Der Gamer: CachyOS (Deutschland)
Als Valve mit dem Steam Deck den Markt überrumpelte, schafften sie nicht nur tolle Absätze für ihr Gerät, sondern sorgten auch für einen enormen Schub für Gaming unter Linux. Was damals nahezu undenkbar war, ist heute oftmals problemlos möglich. CachyOS kommt aus Deutschland – Wer also nicht nur europäisch unterwegs sein möchte, sondern ein deutsches Betriebssystem auf seinem Computer haben will UND auch noch Gamer ist, der ist mit CachyOS gut beraten, denn es ist maximal auf Gaming optimiert. Es basiert auf Arch Linux – und wäre eigentlich eher etwas für Kenner. Arch zeichnet aus, dass es als minimales Setup daher kommt und sich dann auf die jeweils eigene Maschine sehr weit optimieren und einrichten lässt. Das macht es am Ende unglaublich performant. CachyOS kommt mit der KDE Oberfläche und mit der Option Gaming „Runtimes“ mit einem Klick zu installieren. Steam, Epic, EA App… alles kein Problem. Ich selbst nutze CachyOS auf meinem Gaming PC! Mass Effect Legendary Edition, Tomb Raider, XCOM 2, Counter Strike 2, Cyberpunk… alles kein Problem. In Cyberpunk habe ich im Durchschnitt sogar mehr FPS als noch unter Windows und das trotz Emulationslayer!
Wer also das Betriebssystem europäisch machen möchte, aber auf das Gaming nicht verzichten kann, der ist bei CachyOS richtig!
Der Haudegen: openSUSE (Deutschland)
Wer vor Ubuntu versuchte in die Welt von Linux zu schnüffeln, der stolperte meistens über SUSE. Ich hatte damals die Installations-CDs (sechs an der Zahl) für SUSE 6.4 und mein Gott war das wildes Zeug, aber es war mein Einstieg in die Linux Welt nach Windows 98. Damit wurde der Grundstein gelegt, dass ich kein Microsoft-Anhänger werden sollte – zwar lief auch bei mir Windows 2000 und XP doch dann kam die Zeit als ich über Mac OS X fiel – Schickes Design, professionelle Software aber im Kern ein Unix. Da konnte man ja nur schwach werden. 🙂
Aber zurück zu SUSE… SUSE steht für „Software- und Systementwicklung“ und kommt aus dem hübschen Nürnberg hier in good old Germany. SUSE war kommerziell doch entwickelte sich daraus ein offener Ableger, eben openSUSE. Als Oberfläche kommt hier KDE zum Einsatz – was passend ist, da KDE ebenfalls aus Deutschland stammt. Wer also nach langjähriger deutscher Betriebssystemsoftware sucht, der ist bei openSUSE definitiv richtig! Beim Download kannst du dich für zwei Versionen entscheiden: „LEAP“ und „Tumbleweed“. Leap ist ein normales Release, welches in Zyklen auch mal größere Updates bekommt.
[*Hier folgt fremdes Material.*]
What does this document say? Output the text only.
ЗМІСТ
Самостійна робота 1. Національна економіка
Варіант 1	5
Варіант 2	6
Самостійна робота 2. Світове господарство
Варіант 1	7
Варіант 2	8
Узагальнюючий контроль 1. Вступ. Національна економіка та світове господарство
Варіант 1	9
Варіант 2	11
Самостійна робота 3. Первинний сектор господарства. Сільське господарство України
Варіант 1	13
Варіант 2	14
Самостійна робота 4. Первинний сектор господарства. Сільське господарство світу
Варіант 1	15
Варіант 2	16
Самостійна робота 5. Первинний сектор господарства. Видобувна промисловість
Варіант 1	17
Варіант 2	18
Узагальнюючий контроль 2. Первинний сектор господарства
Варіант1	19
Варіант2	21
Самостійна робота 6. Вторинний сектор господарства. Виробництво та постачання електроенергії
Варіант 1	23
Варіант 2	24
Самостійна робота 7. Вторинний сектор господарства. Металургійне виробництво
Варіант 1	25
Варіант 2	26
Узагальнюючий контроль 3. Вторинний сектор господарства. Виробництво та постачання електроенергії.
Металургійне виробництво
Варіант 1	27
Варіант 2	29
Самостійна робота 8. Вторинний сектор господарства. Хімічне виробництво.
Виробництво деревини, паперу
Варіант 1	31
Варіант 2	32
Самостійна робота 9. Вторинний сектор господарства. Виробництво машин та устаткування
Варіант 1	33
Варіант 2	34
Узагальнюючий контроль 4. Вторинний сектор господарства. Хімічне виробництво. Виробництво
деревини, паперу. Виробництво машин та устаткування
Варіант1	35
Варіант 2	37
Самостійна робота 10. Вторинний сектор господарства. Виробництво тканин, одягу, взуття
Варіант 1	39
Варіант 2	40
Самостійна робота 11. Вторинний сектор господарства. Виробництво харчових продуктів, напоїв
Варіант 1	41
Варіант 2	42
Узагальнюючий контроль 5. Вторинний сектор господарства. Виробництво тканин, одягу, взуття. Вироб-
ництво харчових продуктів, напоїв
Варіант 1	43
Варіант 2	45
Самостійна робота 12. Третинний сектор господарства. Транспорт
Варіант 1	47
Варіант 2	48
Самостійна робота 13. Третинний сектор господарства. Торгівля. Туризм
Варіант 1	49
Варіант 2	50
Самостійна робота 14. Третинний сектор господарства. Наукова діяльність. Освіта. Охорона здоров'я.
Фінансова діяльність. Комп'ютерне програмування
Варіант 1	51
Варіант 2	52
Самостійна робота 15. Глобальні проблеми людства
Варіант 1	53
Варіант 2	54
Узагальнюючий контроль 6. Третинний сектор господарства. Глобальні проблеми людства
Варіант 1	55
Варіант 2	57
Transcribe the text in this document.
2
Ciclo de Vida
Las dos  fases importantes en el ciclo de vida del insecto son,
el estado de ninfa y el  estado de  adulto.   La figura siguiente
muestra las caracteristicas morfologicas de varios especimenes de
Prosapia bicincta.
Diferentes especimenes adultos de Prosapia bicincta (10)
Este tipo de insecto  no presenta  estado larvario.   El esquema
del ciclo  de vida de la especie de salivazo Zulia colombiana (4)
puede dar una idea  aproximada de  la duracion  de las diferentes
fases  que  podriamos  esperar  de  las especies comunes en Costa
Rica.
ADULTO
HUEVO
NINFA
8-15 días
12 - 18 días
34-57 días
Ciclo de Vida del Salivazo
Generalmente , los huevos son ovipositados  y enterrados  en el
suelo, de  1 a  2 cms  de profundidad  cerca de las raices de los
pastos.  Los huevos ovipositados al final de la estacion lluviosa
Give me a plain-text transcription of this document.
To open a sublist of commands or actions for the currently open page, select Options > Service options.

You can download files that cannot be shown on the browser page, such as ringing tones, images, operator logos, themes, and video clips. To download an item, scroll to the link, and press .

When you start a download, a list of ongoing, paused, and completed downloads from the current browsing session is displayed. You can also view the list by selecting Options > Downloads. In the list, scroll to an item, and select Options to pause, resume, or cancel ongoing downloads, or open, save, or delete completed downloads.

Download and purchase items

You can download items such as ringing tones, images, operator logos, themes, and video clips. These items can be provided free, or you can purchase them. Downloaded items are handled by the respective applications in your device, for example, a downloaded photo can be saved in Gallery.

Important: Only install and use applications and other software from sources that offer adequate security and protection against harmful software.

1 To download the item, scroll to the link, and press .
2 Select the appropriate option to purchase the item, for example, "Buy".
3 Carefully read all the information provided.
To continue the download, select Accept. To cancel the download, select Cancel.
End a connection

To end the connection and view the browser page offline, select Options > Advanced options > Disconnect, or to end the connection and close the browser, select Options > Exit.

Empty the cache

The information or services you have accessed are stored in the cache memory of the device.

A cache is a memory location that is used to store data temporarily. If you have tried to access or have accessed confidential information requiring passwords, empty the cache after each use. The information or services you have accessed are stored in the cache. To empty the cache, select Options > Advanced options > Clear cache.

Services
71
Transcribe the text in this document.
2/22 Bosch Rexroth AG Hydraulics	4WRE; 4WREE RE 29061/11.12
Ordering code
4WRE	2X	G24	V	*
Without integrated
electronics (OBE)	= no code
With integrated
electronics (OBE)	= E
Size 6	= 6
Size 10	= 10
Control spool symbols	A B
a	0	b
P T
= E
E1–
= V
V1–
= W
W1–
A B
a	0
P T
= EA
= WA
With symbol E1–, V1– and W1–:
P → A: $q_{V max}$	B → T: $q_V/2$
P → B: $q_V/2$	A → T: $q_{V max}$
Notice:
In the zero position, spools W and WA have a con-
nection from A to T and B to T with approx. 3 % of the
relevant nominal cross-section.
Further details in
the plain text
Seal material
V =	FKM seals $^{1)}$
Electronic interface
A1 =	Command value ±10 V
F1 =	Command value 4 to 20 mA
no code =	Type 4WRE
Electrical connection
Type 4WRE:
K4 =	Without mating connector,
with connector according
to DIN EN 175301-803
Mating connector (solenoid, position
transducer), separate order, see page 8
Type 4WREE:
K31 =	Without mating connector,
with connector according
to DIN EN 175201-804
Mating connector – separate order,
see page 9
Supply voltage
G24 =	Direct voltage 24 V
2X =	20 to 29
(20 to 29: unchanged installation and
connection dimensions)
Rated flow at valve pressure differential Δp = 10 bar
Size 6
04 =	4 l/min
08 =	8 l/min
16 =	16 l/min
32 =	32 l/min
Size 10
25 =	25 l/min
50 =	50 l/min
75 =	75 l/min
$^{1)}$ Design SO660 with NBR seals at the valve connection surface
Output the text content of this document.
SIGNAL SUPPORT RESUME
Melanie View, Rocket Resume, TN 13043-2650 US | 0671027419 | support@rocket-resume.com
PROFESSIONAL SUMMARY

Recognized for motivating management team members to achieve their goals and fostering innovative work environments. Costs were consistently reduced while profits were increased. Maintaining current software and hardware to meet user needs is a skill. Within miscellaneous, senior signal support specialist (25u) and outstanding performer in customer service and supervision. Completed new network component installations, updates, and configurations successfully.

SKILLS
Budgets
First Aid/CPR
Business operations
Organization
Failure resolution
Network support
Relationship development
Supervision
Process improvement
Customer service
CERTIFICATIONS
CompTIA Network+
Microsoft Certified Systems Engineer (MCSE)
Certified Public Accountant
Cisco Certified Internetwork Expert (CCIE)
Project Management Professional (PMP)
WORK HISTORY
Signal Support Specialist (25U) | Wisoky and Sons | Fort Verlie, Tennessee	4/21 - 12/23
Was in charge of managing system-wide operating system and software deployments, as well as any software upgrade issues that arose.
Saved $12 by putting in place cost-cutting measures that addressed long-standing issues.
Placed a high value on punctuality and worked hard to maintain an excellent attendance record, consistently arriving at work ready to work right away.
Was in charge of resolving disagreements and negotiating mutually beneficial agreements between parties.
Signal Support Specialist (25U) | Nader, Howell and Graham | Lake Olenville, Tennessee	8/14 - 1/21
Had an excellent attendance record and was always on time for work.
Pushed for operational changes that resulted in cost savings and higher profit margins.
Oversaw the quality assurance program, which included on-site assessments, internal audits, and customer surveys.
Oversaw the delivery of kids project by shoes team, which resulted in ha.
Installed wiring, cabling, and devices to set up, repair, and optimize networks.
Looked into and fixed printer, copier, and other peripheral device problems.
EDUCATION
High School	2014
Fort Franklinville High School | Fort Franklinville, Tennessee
Tumbleweed hingegen ist ein Rolling-Release – die Software ist also „Bleeding Edge“. Hier seit ihr immer Up-2-Date und ganz vorne mit dabei. Aber Achtung: Manchmal ist die Software auch so neu, dass Fehler noch nicht gefunden worden sind. Ich hatte einige Zeit Tumbleweed im Einsatz und musste es gefühlt alle sechs Wochen reparieren. Wer also kein Bastler ist und sich mit Linux nicht gut auskennt, dem lege ich „Leap“ ans Herz.
Abschluss
Eigentlich ist ein Wechsel gar nicht schwer und am Ende auch völlig egal für welches Linux du dich entscheidest, denn es ist eigentlich keine entweder-oder Frage. Steam bekommst du auf Ubuntu und openSUSE ebenfalls installiert, wenn du Bock hast zimmerst du dir auch eine Gnome Oberfläche in openSUSE. Du kannst alles machen und es gibt keine Fesseln. Zeitgleich ist es der erste Schritt weg von US Software und nein, du brauchst auch wirklich nicht denken, dass Linux irgendwie minderwertig wäre. Googles Android ist eigentlich auch nur ein Linux und hältst du das für minderwertig? 😉
Also… Pack dir einen Stick, erstell dir ein Installationsmedium und ab gehts!